Gisla offrì al monastero di S.Pietro "medietatem alterius
masie quae esse videtur in loco qui dicitur Gordenne"
- toponimo non identificabile, ma di origine etrusca
come altri della zona tra Monterotondo Marittimo e Monteverdi,
quale l'attuale podere Quercenne e la fattoria di Vecchienne
- "quartam alterius partem masie quae esse videtur in loco
qui dicitur Vecchenne", dove il cenobio di S.Pietro possedeva
già dai primi decenni del secolo XI due case massaricie .
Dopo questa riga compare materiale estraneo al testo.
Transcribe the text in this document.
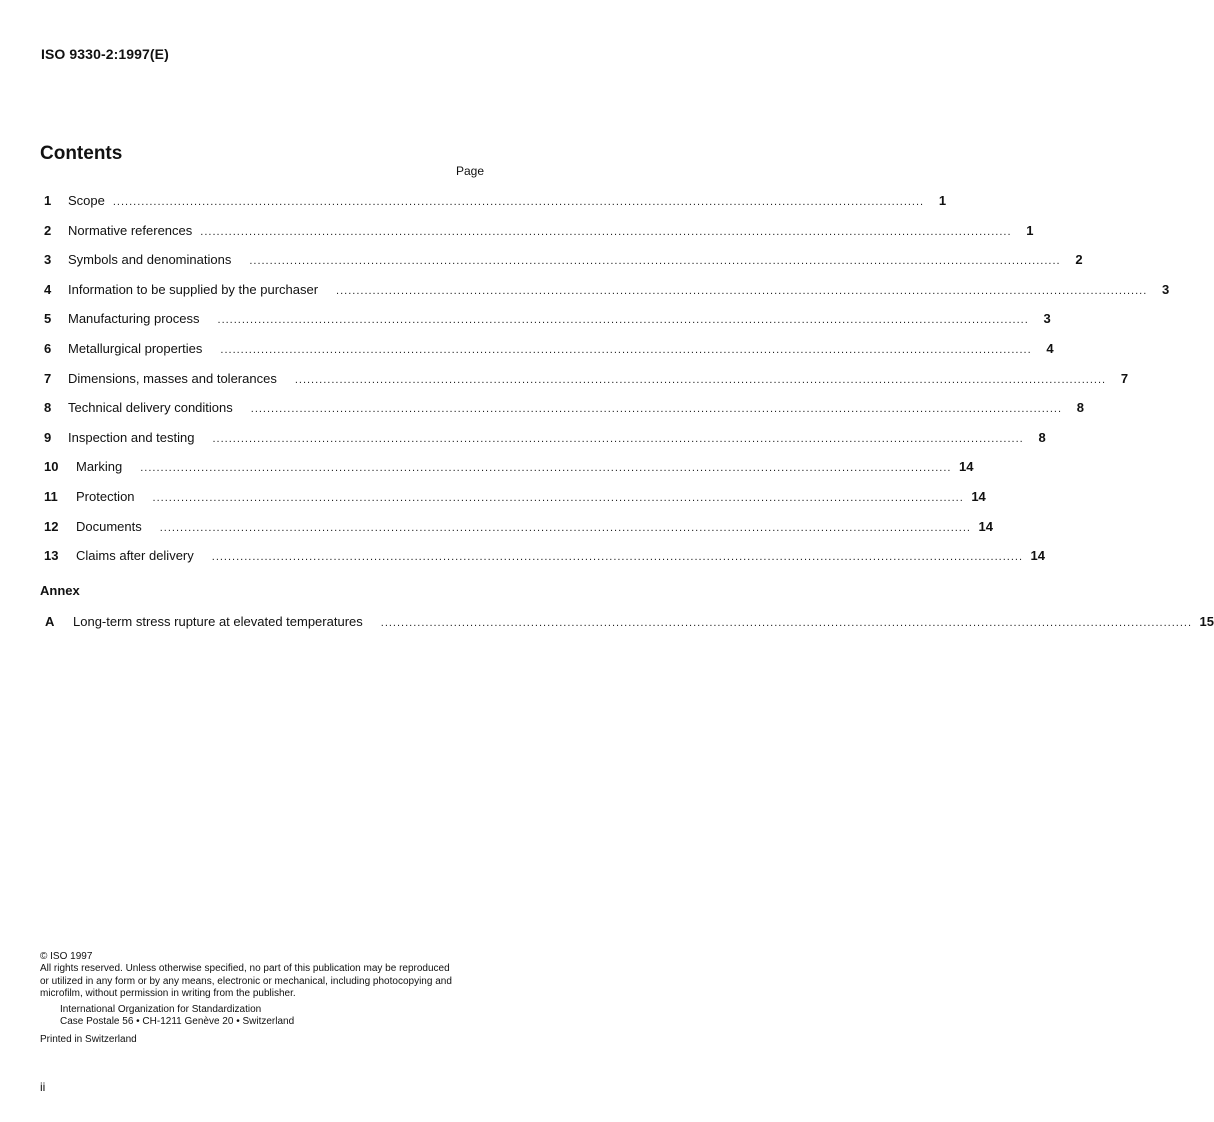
ISO 9330-2:1997(E)
Contents
Page
1	Scope ........................................................................................................................................................................................................	1
2	Normative references ........................................................................................................................................................................................................	1
3	Symbols and denominations ........................................................................................................................................................................................................	2
4	Information to be supplied by the purchaser ........................................................................................................................................................................................................	3
5	Manufacturing process ........................................................................................................................................................................................................	3
6	Metallurgical properties ........................................................................................................................................................................................................	4
7	Dimensions, masses and tolerances ........................................................................................................................................................................................................	7
8	Technical delivery conditions ........................................................................................................................................................................................................	8
9	Inspection and testing ........................................................................................................................................................................................................	8
10	Marking ........................................................................................................................................................................................................ 14
11	Protection ........................................................................................................................................................................................................ 14
12	Documents ........................................................................................................................................................................................................ 14
13	Claims after delivery ........................................................................................................................................................................................................ 14
Annex
A	Long-term stress rupture at elevated temperatures ........................................................................................................................................................................................................ 15

© ISO 1997

All rights reserved. Unless otherwise specified, no part of this publication may be reproduced

or utilized in any form or by any means, electronic or mechanical, including photocopying and

microfilm, without permission in writing from the publisher.

International Organization for Standardization

Case Postale 56 • CH-1211 Genève 20 • Switzerland

Printed in Switzerland

ii
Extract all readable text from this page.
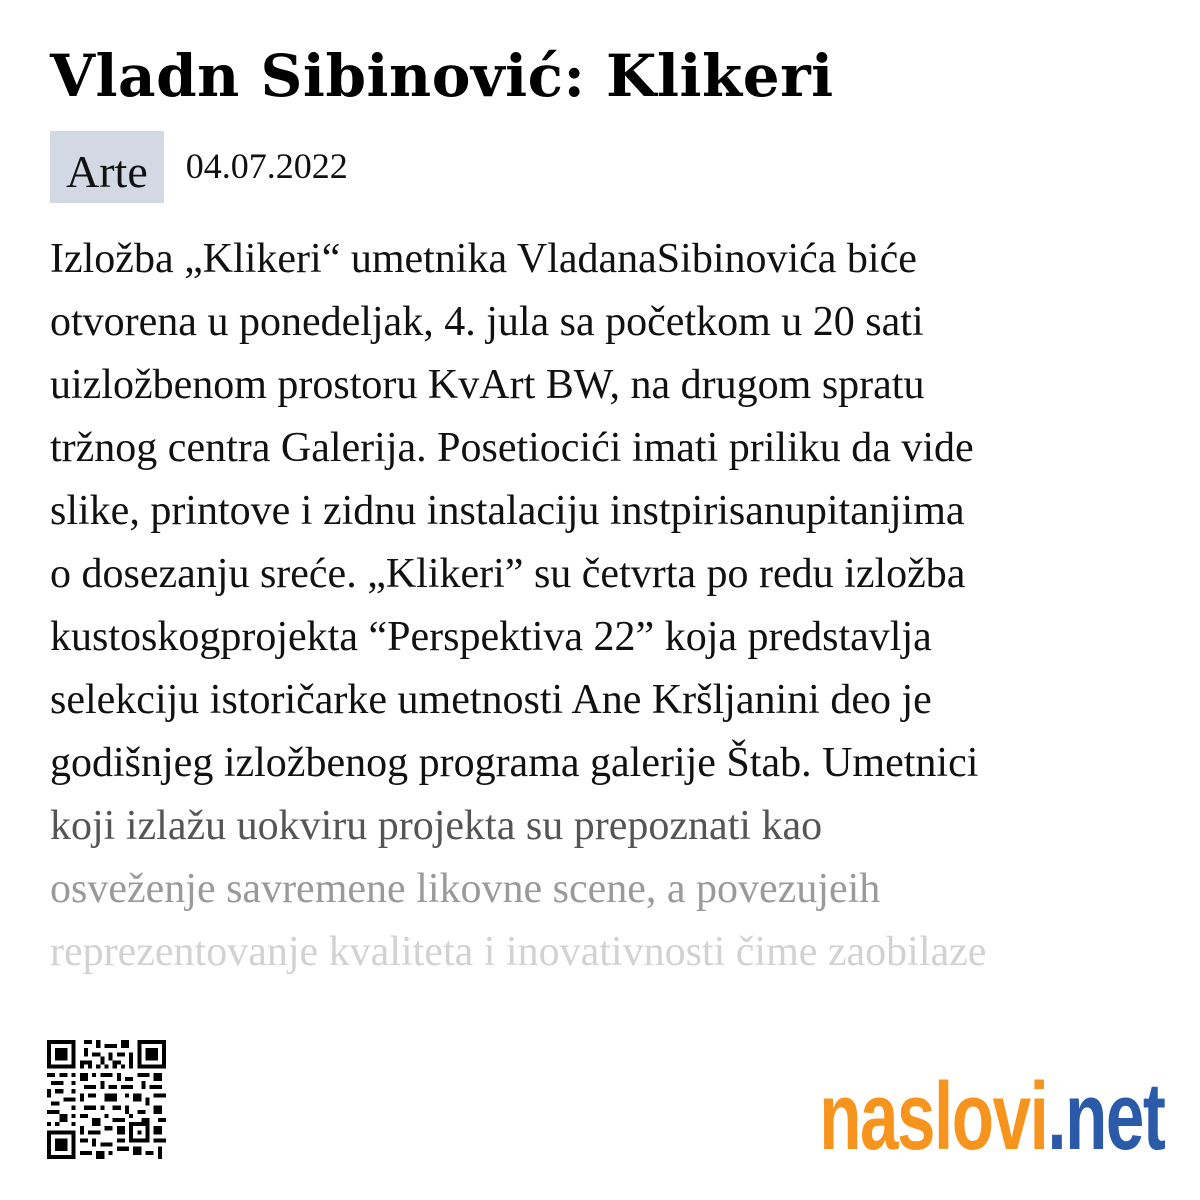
Vladn Sibinović: Klikeri
Arte	04.07.2022
Izložba „Klikeri“ umetnika VladanaSibinovića biće
otvorena u ponedeljak, 4. jula sa početkom u 20 sati
uizložbenom prostoru KvArt BW, na drugom spratu
tržnog centra Galerija. Posetiocići imati priliku da vide
slike, printove i zidnu instalaciju instpirisanupitanjima
o dosezanju sreće. „Klikeri” su četvrta po redu izložba
kustoskogprojekta “Perspektiva 22” koja predstavlja
selekciju istoričarke umetnosti Ane Kršljanini deo je
godišnjeg izložbenog programa galerije Štab. Umetnici
koji izlažu uokviru projekta su prepoznati kao
osveženje savremene likovne scene, a povezujeih
reprezentovanje kvaliteta i inovativnosti čime zaobilaze
naslovi.net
Così scrive Gabriella Giuliani: la località Gordenne viene individuata per l’andamento
topografico dei beni e per la radice, per lo più in -na, comune
ai vicini Vecchienne e Quercenne, come derivante da nome personale
etrusco. Il Repetti alla voce Bagni Vetuloniesi:
“(Gisla)...fece
donazione alla badia di Monte Verdi
di alcune terre che possedeva in Cafaggio, in
Acque Albule, in luogo appellato Gordena, e in
Vecchiena, nomignoli tutti dei contorni di Monte Rotondo,
mentre in un’altra carta del 6 marzo 1222 della stessa provenienza
(Arch. di Massa) si specifica il Bagno di Gordena.”
Solo la recente
pubblicazione dello Statuto di Monterotondo (1578), a cura di
Gianni Enrico Franceschini, ha permesso di identificare l’ubicazione di Gordenne,
che troviamo citato nella Rubrica 22- che riportiamo per intero
- come serra di Gordenna:
Indice overo tavola de la quarta Distintione
de le Rubriche de Danni dati.
[22]
De la pena de la bandita de le bestie domate.
Considerato
quanto grandissima utilità, e provento ne segua havere assai
bestie dome da aratro in la terra nostra però per conservamento,
e mantenimento di quelle, haviamo facta la infrascritta bandita,
la quale incomincia dal botrello che esce del Malvado, et va
per infino agl'annesti, e va per lo botrello del colle di Barlescia*
verso l'aia de la serra di Gordenna, e come mette el botrello
del Bufone per infino ala Miglia. In la quale bandita nissuna
persona di qualunche stato grado, o condition si sia presuma
dare alcuno danno con alcuna generatione di bestie incominciando
in calende di Maggio per infino si romparà a pasturare detta
bandita pena per ciascheduna bestia grossa soldi dieci di denari,
e per ciascheduna bestia minuta soldi cinque di denari per ogni
volta, la qual si possa rompere, e pasturare la vigilia di Pasqua
di Natale, e non prima se altro per lo Conseglio non sarà deliberato.
*
in margine d'altra mano Bandita di Bestie Domate pena.
Sottolineiamo
l’importanza che le pubblicazioni di documenti di storia locale,
ed in particolar modo gli Statuti Comunali, assumono per
la conoscenza dell’aspetto sociale, organizzativo e legale delle
antiche comunità, ma anche per il contributo che portano alla
conoscenza del territorio derivante dalla ricchezza di toponimi,
nomi propri di persone, chiese, pievi, fiumi e altro.
Segnaliamo
che lo Statuto trecentesco di Monteverdi oggetto nel 1996 della
tesi di Francesco Alunno, è ancora in attesa di pubblicazione.